The rule is that he can have packaged popsicles or ices. We’ve identified the specific items on the menu that he is allowed to eat. He is not allowed to have the soft serve cones with their free range toppings (nuts included).
Last week, I was washing dishes while my son was drawing at the kitchen table. “Mommy,” he quietly asked, “Can you remind me which kinds of ice cream are okay to eat from the truck?” Instantly on high alert, I tried to keep my voice calm as I answered, “Just the popsicles, honey.”
That’s when he told me he’d eaten a soft serve vanilla cone at camp that day.
Herein lies the problem that every allergy parent has experienced: do I calmly explain why his action was wrong and educate him for the future or do I just FLIP OUT and scare him into avoiding that ice cream truck forever?
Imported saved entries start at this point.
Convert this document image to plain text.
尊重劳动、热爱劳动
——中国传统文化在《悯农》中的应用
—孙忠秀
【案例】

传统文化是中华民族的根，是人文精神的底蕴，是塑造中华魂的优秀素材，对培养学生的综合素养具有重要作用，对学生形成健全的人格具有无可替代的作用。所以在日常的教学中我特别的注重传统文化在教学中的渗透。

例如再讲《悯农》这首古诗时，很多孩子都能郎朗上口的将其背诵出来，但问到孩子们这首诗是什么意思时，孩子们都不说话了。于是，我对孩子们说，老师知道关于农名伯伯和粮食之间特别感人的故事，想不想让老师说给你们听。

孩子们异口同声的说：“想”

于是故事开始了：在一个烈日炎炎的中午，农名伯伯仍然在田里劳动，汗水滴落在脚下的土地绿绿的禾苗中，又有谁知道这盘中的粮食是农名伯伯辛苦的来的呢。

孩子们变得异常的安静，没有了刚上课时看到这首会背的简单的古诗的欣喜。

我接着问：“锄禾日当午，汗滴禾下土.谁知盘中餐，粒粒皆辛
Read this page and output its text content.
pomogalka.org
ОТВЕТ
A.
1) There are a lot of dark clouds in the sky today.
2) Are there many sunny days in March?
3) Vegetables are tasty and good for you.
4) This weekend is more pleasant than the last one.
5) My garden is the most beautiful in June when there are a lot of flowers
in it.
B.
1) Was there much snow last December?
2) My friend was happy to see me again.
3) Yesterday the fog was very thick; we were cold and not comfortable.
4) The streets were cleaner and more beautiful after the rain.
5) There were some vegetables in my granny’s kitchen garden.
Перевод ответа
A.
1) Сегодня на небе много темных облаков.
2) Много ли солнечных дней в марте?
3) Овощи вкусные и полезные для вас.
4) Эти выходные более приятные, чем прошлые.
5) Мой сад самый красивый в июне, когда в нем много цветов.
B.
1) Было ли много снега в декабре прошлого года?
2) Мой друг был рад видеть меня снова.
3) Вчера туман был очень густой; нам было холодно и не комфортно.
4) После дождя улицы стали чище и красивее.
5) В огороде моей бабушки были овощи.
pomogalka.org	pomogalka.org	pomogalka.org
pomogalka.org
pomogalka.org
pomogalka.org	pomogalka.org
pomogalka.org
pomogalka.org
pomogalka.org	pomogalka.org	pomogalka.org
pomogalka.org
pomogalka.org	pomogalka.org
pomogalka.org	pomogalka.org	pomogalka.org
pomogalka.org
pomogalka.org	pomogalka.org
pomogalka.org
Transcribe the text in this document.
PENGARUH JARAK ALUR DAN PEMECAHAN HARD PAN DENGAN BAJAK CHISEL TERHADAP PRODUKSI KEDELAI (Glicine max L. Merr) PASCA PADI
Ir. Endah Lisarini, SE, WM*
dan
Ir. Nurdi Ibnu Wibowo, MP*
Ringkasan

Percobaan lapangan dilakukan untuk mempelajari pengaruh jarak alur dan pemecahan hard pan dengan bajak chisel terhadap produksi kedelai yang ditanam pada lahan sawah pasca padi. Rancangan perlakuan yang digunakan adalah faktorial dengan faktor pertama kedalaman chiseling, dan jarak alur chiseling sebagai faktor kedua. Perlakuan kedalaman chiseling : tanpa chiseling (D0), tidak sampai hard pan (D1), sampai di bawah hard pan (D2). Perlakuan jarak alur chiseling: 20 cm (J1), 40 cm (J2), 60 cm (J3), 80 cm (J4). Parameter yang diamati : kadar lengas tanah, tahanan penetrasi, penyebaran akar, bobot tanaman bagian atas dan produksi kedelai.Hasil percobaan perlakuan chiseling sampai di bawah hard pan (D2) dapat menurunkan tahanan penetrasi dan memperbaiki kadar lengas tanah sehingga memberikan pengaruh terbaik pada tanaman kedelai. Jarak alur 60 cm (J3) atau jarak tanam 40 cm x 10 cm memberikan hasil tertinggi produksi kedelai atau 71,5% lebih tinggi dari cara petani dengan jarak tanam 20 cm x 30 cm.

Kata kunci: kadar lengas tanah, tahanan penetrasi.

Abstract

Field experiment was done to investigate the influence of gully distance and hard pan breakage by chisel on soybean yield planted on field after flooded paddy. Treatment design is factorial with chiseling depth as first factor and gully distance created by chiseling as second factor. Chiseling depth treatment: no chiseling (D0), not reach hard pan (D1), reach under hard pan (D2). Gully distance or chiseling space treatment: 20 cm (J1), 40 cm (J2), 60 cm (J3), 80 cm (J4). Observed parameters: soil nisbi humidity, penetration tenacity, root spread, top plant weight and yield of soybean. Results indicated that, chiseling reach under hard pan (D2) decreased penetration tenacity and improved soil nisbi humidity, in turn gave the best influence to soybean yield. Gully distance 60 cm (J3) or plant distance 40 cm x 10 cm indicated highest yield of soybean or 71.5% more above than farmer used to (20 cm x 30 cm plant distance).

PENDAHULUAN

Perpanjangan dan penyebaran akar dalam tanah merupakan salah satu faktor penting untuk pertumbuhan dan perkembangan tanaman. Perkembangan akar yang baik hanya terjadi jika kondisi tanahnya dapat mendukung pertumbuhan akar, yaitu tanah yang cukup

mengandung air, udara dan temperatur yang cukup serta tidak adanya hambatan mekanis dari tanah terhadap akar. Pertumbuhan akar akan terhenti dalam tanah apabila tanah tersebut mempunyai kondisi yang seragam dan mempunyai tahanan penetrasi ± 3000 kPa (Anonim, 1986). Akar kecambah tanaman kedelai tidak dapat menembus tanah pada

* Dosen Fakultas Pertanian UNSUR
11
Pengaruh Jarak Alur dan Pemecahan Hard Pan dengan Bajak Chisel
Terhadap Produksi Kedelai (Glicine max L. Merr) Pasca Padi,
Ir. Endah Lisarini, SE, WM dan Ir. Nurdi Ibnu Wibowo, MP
Of course, I ended up choosing the first option, because I don’t need to give him any more material for Dr. Phil, but I’m not entirely certain I made the right choice. One point of his rationale was truly scary to me, “Well, I’ll be fine because I have my Epi-Pen with me.” Perhaps in teaching him how to use it, he took that to mean it would completely save him in an emergency. If he thinks to use it in time. If he’s able to correctly administer it himself. If the ambulance arrives in time. He’s only 6, for goodness sakes.
We reviewed the simple facts of the ice cream truck. The man is inside the truck. The truck is small. The man might be wearing latex gloves to protect his hands. How often does he change the gloves? He picks up the cone, fills it with ice cream, then dips it into chocolate sprinkles, then nuts, then rainbow sprinkles. This is called cross contamination. The nuts could be on the gloves, in the rainbow sprinkles, in the chocolate sprinkles. It’s all contaminated!! (I’m really freaking myself out writing this, guys.)
Every summer I get sad that we can’t go to an ice cream or frozen yogurt shop like other families, but I just can’t trust that the 17 year-old working there hasn’t mixed the nuts with the candies.
Now that some time has passed, I might sit the whole family down for a screening of FARE’s Discovery Channel documentary “An Emerging Epidemic: Food Allergies in America,” narrated by Steve Carell. Even though the trailer made me cry a little. Maybe it might scare him a little, but in a calm and clinical way.
I thought I had this one solved, but I think it’s more of a work in progress. It’s the endless possibilities of my overactive imagination that can sometimes make being a food allergy parent incredibly stressful. How would you handle this situation? I’d love to hear your experiences.